Trump lo tiene claro. Así se lo confirmó a AMLO el 20 de julio de 2018 en una misiva en donde reconocía: “al igual que usted, creo que enfrentar el desafío de la inmigración ilegal requiere algo más que una seguridad fronteriza firme. Estamos preparados para abordar de manera más profunda los problemas de desarrollo económico y seguridad que impulsan la migración desde Centroamérica.”
De cualquier modo, Trump me pedirá —a gritos, como sabe comunicarse— que siga patrullando su frontera. Me advierte, como ya hizo en 2019, que si no lo hago le esperan aranceles del 25% a mis mercancías. Un absurdo: son ellos quienes devoran la mayor parte de lo que mi tierra produce. Ocho de cada diez litros de cerveza, el 80% de mi aguacate, el 99% de mi jitomate, cerveza, tequila, vehículos, máquinas, medicamentos, equipos. La lista continúa.
En aquellos lejanos días, el hombre que presidía mi territorio —un popular y obstinado tabasqueño— enfrentó la amenaza con un Plan A: apoyó a gobiernos centroamericanos, desplegó a la guardia nacional en la frontera, levantó albergues y resguardó a los que cruzaban mi suelo.
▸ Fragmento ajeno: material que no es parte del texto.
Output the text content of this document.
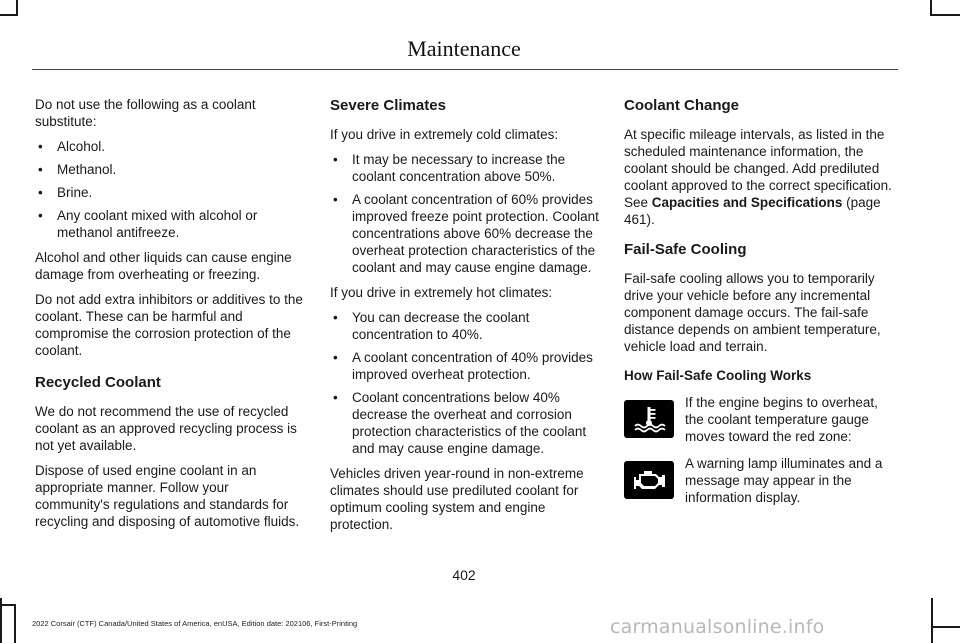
Maintenance

Do not use the following as a coolant substitute:

• Alcohol.
• Methanol.
• Brine.
• Any coolant mixed with alcohol or methanol antifreeze.

Alcohol and other liquids can cause engine damage from overheating or freezing.

Do not add extra inhibitors or additives to the coolant. These can be harmful and compromise the corrosion protection of the coolant.

Recycled Coolant

We do not recommend the use of recycled coolant as an approved recycling process is not yet available.

Dispose of used engine coolant in an appropriate manner. Follow your community's regulations and standards for recycling and disposing of automotive fluids.

Severe Climates

If you drive in extremely cold climates:

• It may be necessary to increase the coolant concentration above 50%.
• A coolant concentration of 60% provides improved freeze point protection. Coolant concentrations above 60% decrease the overheat protection characteristics of the coolant and may cause engine damage.

If you drive in extremely hot climates:

• You can decrease the coolant concentration to 40%.
• A coolant concentration of 40% provides improved overheat protection.
• Coolant concentrations below 40% decrease the overheat and corrosion protection characteristics of the coolant and may cause engine damage.

Vehicles driven year-round in non-extreme climates should use prediluted coolant for optimum cooling system and engine protection.

Coolant Change

At specific mileage intervals, as listed in the scheduled maintenance information, the coolant should be changed. Add prediluted coolant approved to the correct specification. See Capacities and Specifications (page 461).

Fail-Safe Cooling

Fail-safe cooling allows you to temporarily drive your vehicle before any incremental component damage occurs. The fail-safe distance depends on ambient temperature, vehicle load and terrain.

How Fail-Safe Cooling Works
If the engine begins to overheat, the coolant temperature gauge moves toward the red zone:
A warning lamp illuminates and a message may appear in the information display.
402
2022 Corsair (CTF) Canada/United States of America, enUSA, Edition date: 202106, First-Printing	carmanualsonline.info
El Plan B, por su lado, permaneció esperando en la sombra: un gravamen sobre bienes estadounidenses vinculados al mayor número de productores sin tocar los recursos esenciales, esos que mi gente no puede darse el lujo de buscar en otro lugar.
Por la garganta de este sombrerudo cetáceo no solo cruzan vidas humanas; también transitan drogas al por mayor: sintéticas, semisintéticas, naturales. Suben y bajan por mi tráquea esas sustancias malditas, aquellas que el vecino—ese que en público las condena y persigue— aspira a escondidas, sin rubor.
Así, la mordedura feroz que mi boca atesta se imputa a la maldad de mis nacionales y a la imposibilidad de mi gobierno de contener el tráfico. Terroristas, me pide que los llame. Pero el verdadero motor habita el norte: en sus narices insaciables, en la trampa de sus políticas hipócritas y en mi —accidental— posición geográfica. Soy involuntario corredor. Una arteria abierta.
Una revisión a fondo por parte de mi actual dirigenta —la primera de ellas— podría, al fin, deshacer el viejo nudo oxidado: reemplazar la represión del consumo de drogas por estrategias sensatas de control de daños. Adiós a décadas de castigo e inútil persecución. Mientras tanto, ella —como ya lo hizo el desaparecido macuspano— habrá de recordarle a Trump el viejo acuerdo: no habrá intervención extranjera sobre mi suelo mexicano. Soy mi soberano.
Mi emancipación incomoda. Mis recientes muestras de autonomía, esas señales de que ahora soy yo quien controla mi propio aleteo, desatan murmullos. ¿En qué momento creció el vecino menor? —se preguntan los yanquis con recelo. De ahí el intensificado arponeo.
Sin embargo, recordar: alrededor de esta obsesión y desconfianza —esa bisagra que me ata a Estados Unidos— existen zonas de amortiguamiento y viejos acuerdos. Cito a Andrés Manuel, ya no es tiempo de aquella frase atribuida a Porfirio Díaz según la cual “pobre México, tan lejos de Dios y tan cerca de Estados Unidos”. Ahora, según él, aplica algo distinto: “Bendito México, tan cerca de Dios y no tan lejos de Estados Unidos”. En el presente habitamos.
Los norteamericanos saben que su viaje para cazar a esta colosal ballena es, al final, una ruta hacia la destrucción de su barco y timonel. Mi país es esencial para su economía, producción, cadenas de suministro, fuentes de empleo y comercio. La mano de obra de mis hijos abarata sus costos y garantiza la estabilidad en la frontera. La participación de mis trabajadores —palabras macuspanas— es tan crucial como el rol de sus empresas. De poco sirve lo uno sin lo otro. Del mismo modo que de poco sirve la noche sin el día. Y lo mismo de vuelta.
Borges decía que Moby Dick era una novela infinita. Así es nuestra relación con Estados Unidos: trascenderá el tiempo, las circunstancias y al capitán en turno. Más nos vale deshacernos de la loca idea de que es posible soltar amarras.